Let $\frak{g}$ be a semisimple complex Lie algebra and let $\Delta$ be its associated root system with $\{\alpha_1, \dotsc, \alpha_l\}$ a choice of positive roots. As we all know - $\Delta$ admits a partial order defined by $\alpha > \beta$ if $\alpha - \beta$ is a positive root. Do there exist other interesting, or well motivated, partial (or total) orders on $\Delta$. For example take the following ordering: For any root $\beta = \sum_i m_i \alpha_i$ and take the length function $$ \lambda(\beta) := \sum_i m_i. $$ Now declare $\beta > \beta'$ if $\lambda(\beta) > \lambda(\beta')$. Is this partial ordering of any importance?
1 Answer
Another partial order which comes up a lot is to take the transitive closure of the relation that, if $\langle \alpha_i, \beta \rangle < 0$, then $\beta \prec s_i(\beta)$.

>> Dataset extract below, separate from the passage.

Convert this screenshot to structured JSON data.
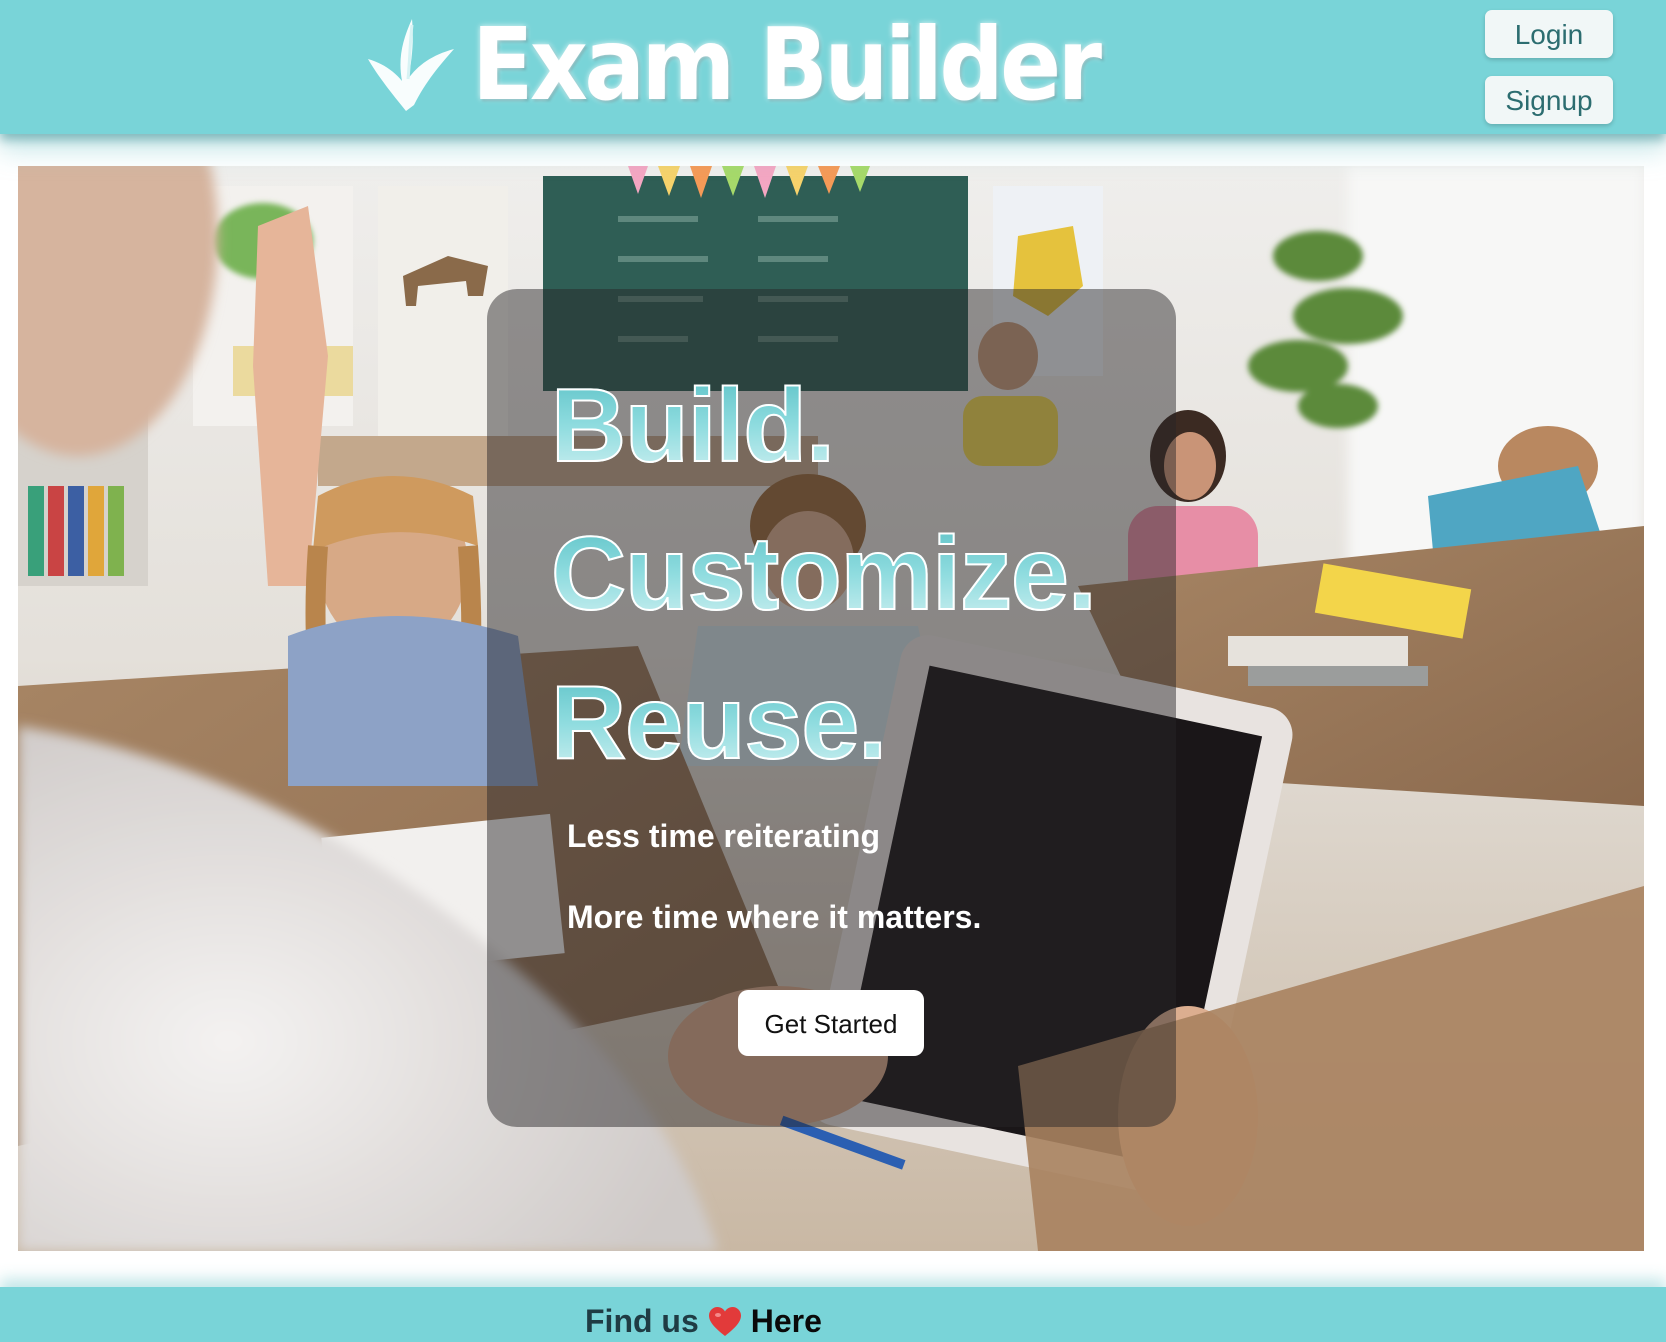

For example, consider $B_2$ with short root $\alpha$ and long root $\beta$. The partial order you describe in your question is $$\alpha,\ \beta < \alpha+\beta < 2 \alpha+ \beta.$$ The partial order I have described above is the weaker (fewer relations) order: $$\alpha \prec \alpha+\beta,\ \ \beta \prec 2 \alpha+\beta.$$
This latter order has the advantage of being defined in the non-crystallographic types, and being independent of the Cartan matrix.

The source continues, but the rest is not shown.